Bouma025 vermeldt J.Swart als gezagvoerder gedurende:
* 1887 t/m 1888 van de bark “F.H. von Lindern”, gebouwd in 1883 bij de Nederl. Mij. voor Scheepsbouw te Amsterdam, 985 ton n.m., varend voor von Lindern & van Vessem te Rotterdam;
* 1889 van hetzelfde schip maar nu varend voor J.von Lindern te Rotterdam.
Pronker052 spreekt van J/Zwart.
Overige bijzonderheden
J. Zwart vertrok op 24 november 1869 van Nieuwediep met de “Nieuwe Waterweg II” en een detachement van 3 officieren en 125 manschappen.

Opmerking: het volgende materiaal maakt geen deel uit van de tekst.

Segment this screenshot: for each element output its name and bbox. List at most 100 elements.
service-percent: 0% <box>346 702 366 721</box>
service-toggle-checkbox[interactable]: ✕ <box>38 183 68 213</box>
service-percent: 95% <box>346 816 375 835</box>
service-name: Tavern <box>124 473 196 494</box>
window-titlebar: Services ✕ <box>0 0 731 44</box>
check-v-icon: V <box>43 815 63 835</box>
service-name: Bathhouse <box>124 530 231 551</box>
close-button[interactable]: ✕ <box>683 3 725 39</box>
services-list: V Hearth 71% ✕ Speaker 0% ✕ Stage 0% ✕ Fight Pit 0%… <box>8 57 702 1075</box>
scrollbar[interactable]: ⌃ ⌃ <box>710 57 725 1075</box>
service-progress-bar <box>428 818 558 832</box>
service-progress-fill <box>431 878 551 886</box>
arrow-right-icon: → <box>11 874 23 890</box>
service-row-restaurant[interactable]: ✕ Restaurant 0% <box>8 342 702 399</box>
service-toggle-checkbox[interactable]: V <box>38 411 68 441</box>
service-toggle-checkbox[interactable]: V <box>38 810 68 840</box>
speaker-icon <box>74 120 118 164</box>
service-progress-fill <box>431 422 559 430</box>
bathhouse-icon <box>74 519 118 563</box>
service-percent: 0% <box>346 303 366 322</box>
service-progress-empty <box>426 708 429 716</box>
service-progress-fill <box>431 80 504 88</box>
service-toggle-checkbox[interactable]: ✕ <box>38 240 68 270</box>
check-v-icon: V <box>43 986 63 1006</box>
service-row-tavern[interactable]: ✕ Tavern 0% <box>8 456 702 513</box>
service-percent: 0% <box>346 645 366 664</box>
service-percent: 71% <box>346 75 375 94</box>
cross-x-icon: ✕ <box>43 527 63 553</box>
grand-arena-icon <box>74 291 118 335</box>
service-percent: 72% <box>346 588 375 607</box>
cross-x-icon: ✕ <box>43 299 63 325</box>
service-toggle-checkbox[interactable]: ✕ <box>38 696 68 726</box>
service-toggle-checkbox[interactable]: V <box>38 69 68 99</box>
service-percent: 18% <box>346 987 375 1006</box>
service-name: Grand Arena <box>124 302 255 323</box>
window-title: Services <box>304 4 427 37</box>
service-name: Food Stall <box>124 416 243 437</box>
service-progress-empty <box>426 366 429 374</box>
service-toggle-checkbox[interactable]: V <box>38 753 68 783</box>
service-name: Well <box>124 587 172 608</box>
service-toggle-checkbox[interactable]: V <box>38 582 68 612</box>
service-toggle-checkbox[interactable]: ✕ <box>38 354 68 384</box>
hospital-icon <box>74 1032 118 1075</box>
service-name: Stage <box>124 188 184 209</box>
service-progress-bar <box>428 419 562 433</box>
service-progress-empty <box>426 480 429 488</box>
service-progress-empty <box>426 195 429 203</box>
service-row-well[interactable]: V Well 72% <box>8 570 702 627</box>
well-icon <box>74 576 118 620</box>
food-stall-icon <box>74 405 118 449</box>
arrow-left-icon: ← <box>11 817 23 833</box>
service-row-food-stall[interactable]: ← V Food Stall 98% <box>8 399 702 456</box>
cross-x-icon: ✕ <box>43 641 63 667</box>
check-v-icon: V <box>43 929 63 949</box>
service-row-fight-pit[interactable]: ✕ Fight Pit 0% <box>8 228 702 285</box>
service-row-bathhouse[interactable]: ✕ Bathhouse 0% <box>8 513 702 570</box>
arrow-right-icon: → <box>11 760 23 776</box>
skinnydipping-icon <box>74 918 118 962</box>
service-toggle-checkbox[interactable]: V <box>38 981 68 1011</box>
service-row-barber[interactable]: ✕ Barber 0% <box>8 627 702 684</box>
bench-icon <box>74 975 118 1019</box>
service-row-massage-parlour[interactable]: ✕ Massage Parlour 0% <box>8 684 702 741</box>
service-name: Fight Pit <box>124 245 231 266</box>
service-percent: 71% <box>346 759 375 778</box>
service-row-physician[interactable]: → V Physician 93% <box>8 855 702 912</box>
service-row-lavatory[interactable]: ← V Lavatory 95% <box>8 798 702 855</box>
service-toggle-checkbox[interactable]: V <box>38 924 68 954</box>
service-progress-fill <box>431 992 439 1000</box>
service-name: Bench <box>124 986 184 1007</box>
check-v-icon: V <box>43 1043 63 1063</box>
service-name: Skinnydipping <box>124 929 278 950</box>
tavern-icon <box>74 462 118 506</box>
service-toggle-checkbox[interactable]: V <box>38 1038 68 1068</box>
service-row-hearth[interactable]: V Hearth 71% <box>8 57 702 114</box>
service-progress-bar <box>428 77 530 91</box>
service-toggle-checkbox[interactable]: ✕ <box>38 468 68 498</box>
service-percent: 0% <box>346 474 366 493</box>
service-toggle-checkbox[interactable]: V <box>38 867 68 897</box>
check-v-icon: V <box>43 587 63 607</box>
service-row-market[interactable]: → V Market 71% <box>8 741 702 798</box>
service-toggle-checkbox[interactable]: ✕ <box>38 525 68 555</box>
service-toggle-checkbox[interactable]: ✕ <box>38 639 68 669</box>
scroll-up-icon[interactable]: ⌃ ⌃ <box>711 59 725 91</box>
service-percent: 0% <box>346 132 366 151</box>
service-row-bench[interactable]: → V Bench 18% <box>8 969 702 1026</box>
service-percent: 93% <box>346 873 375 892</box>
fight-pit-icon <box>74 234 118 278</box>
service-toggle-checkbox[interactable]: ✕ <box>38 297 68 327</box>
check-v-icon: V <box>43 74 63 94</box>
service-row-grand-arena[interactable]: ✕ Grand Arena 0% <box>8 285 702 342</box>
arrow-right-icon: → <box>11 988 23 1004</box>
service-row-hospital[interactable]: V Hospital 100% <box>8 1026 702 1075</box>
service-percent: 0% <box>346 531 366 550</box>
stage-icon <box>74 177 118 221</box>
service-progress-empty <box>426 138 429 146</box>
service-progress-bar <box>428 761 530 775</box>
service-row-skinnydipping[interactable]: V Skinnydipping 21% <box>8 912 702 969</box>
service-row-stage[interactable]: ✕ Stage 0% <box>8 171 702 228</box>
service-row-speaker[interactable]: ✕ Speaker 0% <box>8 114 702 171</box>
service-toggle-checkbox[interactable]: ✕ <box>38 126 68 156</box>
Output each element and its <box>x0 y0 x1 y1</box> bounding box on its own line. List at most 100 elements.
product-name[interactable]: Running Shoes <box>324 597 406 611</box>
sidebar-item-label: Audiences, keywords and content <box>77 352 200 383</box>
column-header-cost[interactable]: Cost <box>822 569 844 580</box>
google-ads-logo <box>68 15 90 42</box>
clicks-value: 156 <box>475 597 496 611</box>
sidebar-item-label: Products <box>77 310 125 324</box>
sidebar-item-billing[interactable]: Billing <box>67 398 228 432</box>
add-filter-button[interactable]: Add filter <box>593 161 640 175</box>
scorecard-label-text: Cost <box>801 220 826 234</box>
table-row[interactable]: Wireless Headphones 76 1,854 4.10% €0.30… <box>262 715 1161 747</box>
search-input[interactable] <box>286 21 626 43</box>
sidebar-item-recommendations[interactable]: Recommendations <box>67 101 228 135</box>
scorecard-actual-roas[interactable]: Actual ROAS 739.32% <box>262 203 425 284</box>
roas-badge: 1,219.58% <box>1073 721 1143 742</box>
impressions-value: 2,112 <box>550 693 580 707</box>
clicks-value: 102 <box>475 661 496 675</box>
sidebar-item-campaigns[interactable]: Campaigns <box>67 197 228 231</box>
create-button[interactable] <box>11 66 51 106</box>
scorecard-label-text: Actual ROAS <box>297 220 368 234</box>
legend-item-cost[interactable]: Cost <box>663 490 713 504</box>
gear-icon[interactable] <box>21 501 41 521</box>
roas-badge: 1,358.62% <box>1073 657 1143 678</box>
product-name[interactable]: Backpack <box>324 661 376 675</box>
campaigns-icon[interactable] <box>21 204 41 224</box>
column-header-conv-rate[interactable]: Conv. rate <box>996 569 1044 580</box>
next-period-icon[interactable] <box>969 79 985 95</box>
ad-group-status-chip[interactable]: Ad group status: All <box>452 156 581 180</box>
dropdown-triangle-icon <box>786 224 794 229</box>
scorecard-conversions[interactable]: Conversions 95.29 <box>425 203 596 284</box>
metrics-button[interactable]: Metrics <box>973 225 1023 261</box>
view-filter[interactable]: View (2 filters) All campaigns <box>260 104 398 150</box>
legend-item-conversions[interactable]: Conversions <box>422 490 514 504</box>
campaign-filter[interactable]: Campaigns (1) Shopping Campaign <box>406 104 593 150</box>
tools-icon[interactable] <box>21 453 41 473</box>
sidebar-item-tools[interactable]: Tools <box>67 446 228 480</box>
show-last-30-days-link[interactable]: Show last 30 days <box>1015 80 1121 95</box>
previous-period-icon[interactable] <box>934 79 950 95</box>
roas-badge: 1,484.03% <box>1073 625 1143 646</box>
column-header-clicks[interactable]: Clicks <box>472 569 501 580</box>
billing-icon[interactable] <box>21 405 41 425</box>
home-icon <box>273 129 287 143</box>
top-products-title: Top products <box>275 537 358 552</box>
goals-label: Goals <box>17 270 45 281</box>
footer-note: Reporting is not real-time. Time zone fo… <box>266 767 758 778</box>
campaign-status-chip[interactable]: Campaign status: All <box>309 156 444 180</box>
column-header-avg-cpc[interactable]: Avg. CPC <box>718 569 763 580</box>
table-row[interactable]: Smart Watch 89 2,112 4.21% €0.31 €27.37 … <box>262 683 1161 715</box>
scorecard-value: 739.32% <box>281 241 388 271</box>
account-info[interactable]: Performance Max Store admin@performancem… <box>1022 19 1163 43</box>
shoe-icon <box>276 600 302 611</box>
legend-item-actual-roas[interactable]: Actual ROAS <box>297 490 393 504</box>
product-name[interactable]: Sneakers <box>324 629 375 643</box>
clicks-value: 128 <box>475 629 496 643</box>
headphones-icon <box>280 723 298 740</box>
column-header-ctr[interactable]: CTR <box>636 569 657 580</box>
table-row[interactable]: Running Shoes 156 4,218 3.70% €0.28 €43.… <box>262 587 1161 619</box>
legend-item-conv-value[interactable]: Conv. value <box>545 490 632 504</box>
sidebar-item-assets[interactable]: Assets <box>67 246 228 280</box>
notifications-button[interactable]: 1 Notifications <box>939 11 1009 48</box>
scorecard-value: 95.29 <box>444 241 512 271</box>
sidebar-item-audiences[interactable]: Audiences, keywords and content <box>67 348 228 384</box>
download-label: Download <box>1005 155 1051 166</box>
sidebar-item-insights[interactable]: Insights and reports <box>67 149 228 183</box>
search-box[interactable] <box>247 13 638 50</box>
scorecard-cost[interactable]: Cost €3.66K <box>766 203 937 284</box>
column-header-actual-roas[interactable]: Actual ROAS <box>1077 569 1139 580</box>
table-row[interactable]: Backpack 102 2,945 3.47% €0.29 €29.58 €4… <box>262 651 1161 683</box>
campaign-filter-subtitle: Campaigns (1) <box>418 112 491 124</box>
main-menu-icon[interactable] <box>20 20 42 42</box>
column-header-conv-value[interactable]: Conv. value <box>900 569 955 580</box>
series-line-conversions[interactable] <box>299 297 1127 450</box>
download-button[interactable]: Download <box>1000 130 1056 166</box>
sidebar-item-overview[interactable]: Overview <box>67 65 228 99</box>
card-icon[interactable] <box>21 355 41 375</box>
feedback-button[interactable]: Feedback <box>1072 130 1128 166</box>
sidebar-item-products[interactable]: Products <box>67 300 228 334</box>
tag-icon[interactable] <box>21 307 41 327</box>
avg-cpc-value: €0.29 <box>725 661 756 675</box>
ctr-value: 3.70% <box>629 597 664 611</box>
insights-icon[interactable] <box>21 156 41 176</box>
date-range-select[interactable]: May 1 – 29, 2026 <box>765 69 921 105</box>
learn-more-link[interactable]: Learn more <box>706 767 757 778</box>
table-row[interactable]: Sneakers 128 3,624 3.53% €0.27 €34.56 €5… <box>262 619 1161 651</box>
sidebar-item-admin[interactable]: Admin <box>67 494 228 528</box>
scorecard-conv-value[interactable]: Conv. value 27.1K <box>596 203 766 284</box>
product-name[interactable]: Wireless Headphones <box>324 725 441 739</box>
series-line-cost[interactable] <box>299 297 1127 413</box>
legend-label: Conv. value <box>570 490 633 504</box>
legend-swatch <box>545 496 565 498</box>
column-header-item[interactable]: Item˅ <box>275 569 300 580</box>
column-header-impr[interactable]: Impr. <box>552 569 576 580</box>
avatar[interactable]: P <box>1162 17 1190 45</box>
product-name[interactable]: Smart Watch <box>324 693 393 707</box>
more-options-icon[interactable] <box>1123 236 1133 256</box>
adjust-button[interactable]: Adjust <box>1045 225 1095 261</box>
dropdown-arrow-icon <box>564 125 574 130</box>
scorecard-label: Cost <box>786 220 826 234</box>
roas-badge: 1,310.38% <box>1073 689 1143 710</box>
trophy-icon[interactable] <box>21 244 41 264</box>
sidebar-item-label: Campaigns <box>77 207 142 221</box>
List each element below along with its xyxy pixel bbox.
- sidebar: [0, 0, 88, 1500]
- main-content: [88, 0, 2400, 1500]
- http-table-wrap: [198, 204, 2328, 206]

Hij arrriveerde te Batavia op 02 maart 1870 na een reis van 98 dagen;
Op 27 maart 1871 vertrok hij van Nieuwediep met de “Nieuwe Waterweg II” en een detachement van 3 offficieren en 125 manschappen. Hij arriveerde te Batavia op 05 juli 1871 na een reis van 100 dagen.065.